On the other hand, Indian Allotments were a form of land issuance that didn’t result in generational wealth. Under the Dawes Act, allotments were granted to certain tribal members as a means of “civilizing” them in a manner similar to the Homestead Act. However, unlike the Homestead Act which led to land owned in title by the individual, the Dawes Act led to land held in “trust” by the US Government on behalf of Indigenous people. This trust status meant that the government held a paternalistic position above the tribal citizen whereby certain decisions were made by the government official (e.g. Indian Agent) who had a veto over any decision that an indigenous land owner wanted to make in regards to their land. Because of this, the land was often exploited for uses that did not benefit the tribal landowner, put them in a position where they could not use their land as an asset for purposes of obtaining things like bank loans, and made inheritance difficult – leading to a situation in the 21st century where one single allotment owned by one original allottee might now have upwards of a thousand descendant owners each holding a fractional interest that is meaningless.
Even when an Indigenous person wanted to avail themselves of a homestead instead of an allotment, the government might step in an take their land from them, as is the case with my great great grandmother’s land. She had originally taken her land under the precepts of the Homestead Act, proved her land (as per the homestead rules), but when she went to obtain title to the land it was instead taken from her and converted to an Indian Allotment.

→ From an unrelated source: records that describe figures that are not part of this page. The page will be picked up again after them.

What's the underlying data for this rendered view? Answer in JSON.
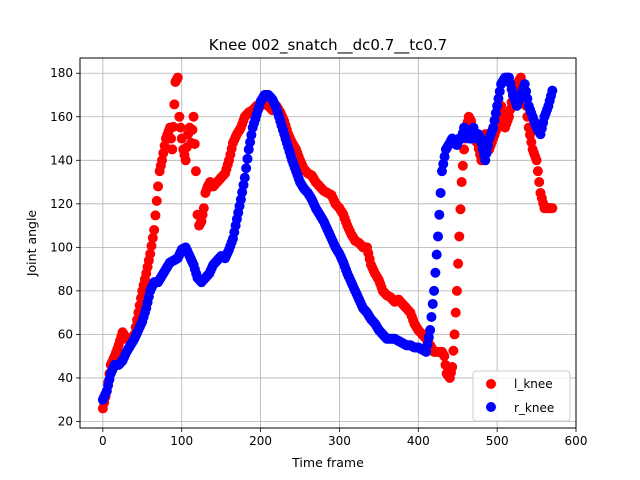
{
  "chart_data": {
    "type": "scatter",
    "title": "Knee 002_snatch__dc0.7__tc0.7",
    "xlabel": "Time frame",
    "ylabel": "Joint angle",
    "xlim": [
      -29,
      600
    ],
    "ylim": [
      17,
      187
    ],
    "xticks": [
      0,
      100,
      200,
      300,
      400,
      500,
      600
    ],
    "yticks": [
      20,
      40,
      60,
      80,
      100,
      120,
      140,
      160,
      180
    ],
    "grid": true,
    "legend_position": "lower-right",
    "series": [
      {
        "name": "l_knee",
        "color": "#ff0000",
        "x": [
          0,
          5,
          10,
          15,
          20,
          25,
          30,
          35,
          40,
          45,
          50,
          55,
          60,
          65,
          70,
          72,
          75,
          80,
          85,
          88,
          92,
          95,
          97,
          100,
          102,
          105,
          108,
          110,
          112,
          115,
          118,
          120,
          122,
          125,
          128,
          130,
          133,
          136,
          140,
          145,
          150,
          155,
          160,
          165,
          170,
          175,
          180,
          185,
          190,
          195,
          200,
          205,
          210,
          215,
          220,
          225,
          230,
          235,
          240,
          245,
          250,
          255,
          260,
          265,
          270,
          275,
          280,
          285,
          290,
          295,
          300,
          305,
          310,
          315,
          320,
          325,
          330,
          335,
          340,
          345,
          350,
          355,
          360,
          365,
          370,
          375,
          380,
          385,
          390,
          395,
          400,
          405,
          410,
          415,
          420,
          425,
          430,
          433,
          436,
          440,
          443,
          446,
          449,
          452,
          455,
          458,
          461,
          464,
          467,
          470,
          475,
          480,
          485,
          490,
          495,
          500,
          505,
          510,
          515,
          520,
          525,
          530,
          535,
          540,
          545,
          550,
          555,
          560,
          565,
          570
        ],
        "y": [
          26,
          34,
          46,
          50,
          55,
          61,
          58,
          57,
          60,
          70,
          80,
          88,
          97,
          108,
          128,
          135,
          140,
          150,
          155,
          145,
          176,
          178,
          160,
          150,
          145,
          140,
          152,
          155,
          148,
          160,
          135,
          115,
          110,
          112,
          118,
          125,
          128,
          130,
          128,
          130,
          132,
          134,
          140,
          148,
          152,
          155,
          160,
          162,
          163,
          165,
          165,
          166,
          165,
          163,
          165,
          162,
          158,
          152,
          148,
          145,
          140,
          136,
          134,
          133,
          130,
          128,
          126,
          125,
          124,
          120,
          118,
          115,
          110,
          106,
          103,
          102,
          100,
          100,
          92,
          88,
          85,
          80,
          78,
          77,
          75,
          76,
          74,
          72,
          70,
          65,
          62,
          60,
          58,
          55,
          52,
          52,
          52,
          50,
          42,
          40,
          45,
          60,
          80,
          105,
          130,
          145,
          155,
          160,
          158,
          150,
          148,
          140,
          152,
          145,
          150,
          155,
          165,
          155,
          160,
          170,
          175,
          178,
          170,
          155,
          145,
          140,
          125,
          118,
          118,
          118
        ]
      },
      {
        "name": "r_knee",
        "color": "#0000ff",
        "x": [
          0,
          5,
          10,
          15,
          20,
          25,
          30,
          35,
          40,
          45,
          50,
          55,
          60,
          65,
          70,
          75,
          80,
          85,
          90,
          95,
          100,
          105,
          110,
          115,
          120,
          125,
          130,
          135,
          140,
          145,
          150,
          155,
          160,
          165,
          170,
          175,
          180,
          185,
          190,
          195,
          200,
          205,
          210,
          215,
          220,
          225,
          230,
          235,
          240,
          245,
          250,
          255,
          260,
          265,
          270,
          275,
          280,
          285,
          290,
          295,
          300,
          305,
          310,
          315,
          320,
          325,
          330,
          335,
          340,
          345,
          350,
          355,
          360,
          365,
          370,
          375,
          380,
          385,
          390,
          395,
          400,
          405,
          410,
          415,
          420,
          425,
          430,
          435,
          440,
          443,
          446,
          449,
          452,
          455,
          458,
          461,
          464,
          467,
          470,
          473,
          476,
          479,
          482,
          485,
          490,
          495,
          500,
          505,
          510,
          515,
          520,
          525,
          530,
          535,
          540,
          545,
          550,
          555,
          560,
          565,
          570
        ],
        "y": [
          30,
          34,
          42,
          46,
          46,
          48,
          52,
          55,
          58,
          62,
          66,
          72,
          80,
          84,
          84,
          87,
          90,
          93,
          94,
          95,
          99,
          100,
          96,
          92,
          86,
          84,
          86,
          88,
          92,
          94,
          96,
          95,
          99,
          104,
          113,
          122,
          132,
          145,
          155,
          161,
          167,
          170,
          170,
          168,
          164,
          158,
          152,
          146,
          140,
          135,
          130,
          127,
          125,
          122,
          118,
          115,
          112,
          108,
          104,
          100,
          97,
          93,
          88,
          84,
          80,
          76,
          72,
          70,
          67,
          65,
          62,
          60,
          58,
          58,
          58,
          57,
          56,
          55,
          55,
          54,
          54,
          53,
          52,
          62,
          80,
          105,
          135,
          145,
          148,
          150,
          148,
          147,
          150,
          150,
          155,
          154,
          150,
          150,
          155,
          150,
          152,
          150,
          145,
          140,
          150,
          155,
          165,
          175,
          178,
          178,
          170,
          165,
          170,
          175,
          165,
          160,
          155,
          152,
          160,
          165,
          172
        ]
      }
    ]
  }
}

Unlike her white counterparts who were granted title to their land and the opportunity to create generational wealth for their descendants, her land fell under the oversight of Bureau of Indian Affairs “trust” and now the land is unusable in 2022 due to literally 200+ owners who cannot amass enough of a share to do anything on the land.
Instead, the land is rented out at pennies on the dollar and the owners share these pennies when they are deposited into their individual indian monies accounts.